Roadtrip!  A mild October day was the catalyst for a short, mostly unplanned trip to the Fort Valley area of Virginia.  After an hour driving westward on I66, and lunch at Front Royal, Virginia, it was time to decide.  Visit Shenandoah National Park or drive towards the Massanutten high country?

Virginia is a beautiful state.  This is especially true in the fall, when  canopies of color cover the hills and valleys that roll westward, rising slowly towards the grand chain of peaks that form the heart of Appalachia.  Fort Valley is a valley within a valley, so to speak, nestled between the Shenandoah Valley and the Massanutten mountains.

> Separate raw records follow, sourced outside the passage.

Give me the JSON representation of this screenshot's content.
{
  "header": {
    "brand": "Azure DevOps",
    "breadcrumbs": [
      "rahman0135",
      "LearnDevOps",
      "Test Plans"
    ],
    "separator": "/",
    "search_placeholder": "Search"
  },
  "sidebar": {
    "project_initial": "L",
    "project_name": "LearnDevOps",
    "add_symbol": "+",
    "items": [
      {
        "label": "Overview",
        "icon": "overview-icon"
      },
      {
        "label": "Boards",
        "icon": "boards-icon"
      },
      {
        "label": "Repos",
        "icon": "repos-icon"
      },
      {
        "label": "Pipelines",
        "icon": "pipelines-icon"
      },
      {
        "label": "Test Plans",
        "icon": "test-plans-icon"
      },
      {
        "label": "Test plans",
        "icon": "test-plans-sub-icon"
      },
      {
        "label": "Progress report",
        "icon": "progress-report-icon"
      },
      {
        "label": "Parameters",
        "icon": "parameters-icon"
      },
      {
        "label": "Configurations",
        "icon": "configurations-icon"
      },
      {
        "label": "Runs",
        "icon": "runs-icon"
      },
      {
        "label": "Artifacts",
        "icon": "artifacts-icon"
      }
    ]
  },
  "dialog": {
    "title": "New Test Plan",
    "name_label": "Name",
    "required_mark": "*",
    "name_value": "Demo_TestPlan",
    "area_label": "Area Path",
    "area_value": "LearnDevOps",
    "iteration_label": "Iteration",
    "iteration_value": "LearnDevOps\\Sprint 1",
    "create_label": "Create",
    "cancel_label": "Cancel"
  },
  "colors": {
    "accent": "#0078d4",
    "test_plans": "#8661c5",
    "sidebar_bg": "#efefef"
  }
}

A mere seventy minutes from Washington D.C., Front Royal Virginia is the gateway to Skyline Drive and Shenandoah National Park.  A launching point to smaller towns and villages that dot the Shenandoah Valley.   In mid autumn, the state roads heading west and south are transformed into colorful avenues that beckon further exploration.  A left turn at a stoplight.  A few miles later, another left turn to Virginia 678.  As the road meandered towards the George Washington National Forest, the cloud filled October sky gave way to a kaleidoscope of colors that seemed unending.  The red, orange, yellow and green hues of the still leaf filled trees transform into a sonata of color as the road weaved up and down through mountain passes and the valley floor.  A quiet Monday afternoon.  A stunningly beautiful Monday afternoon.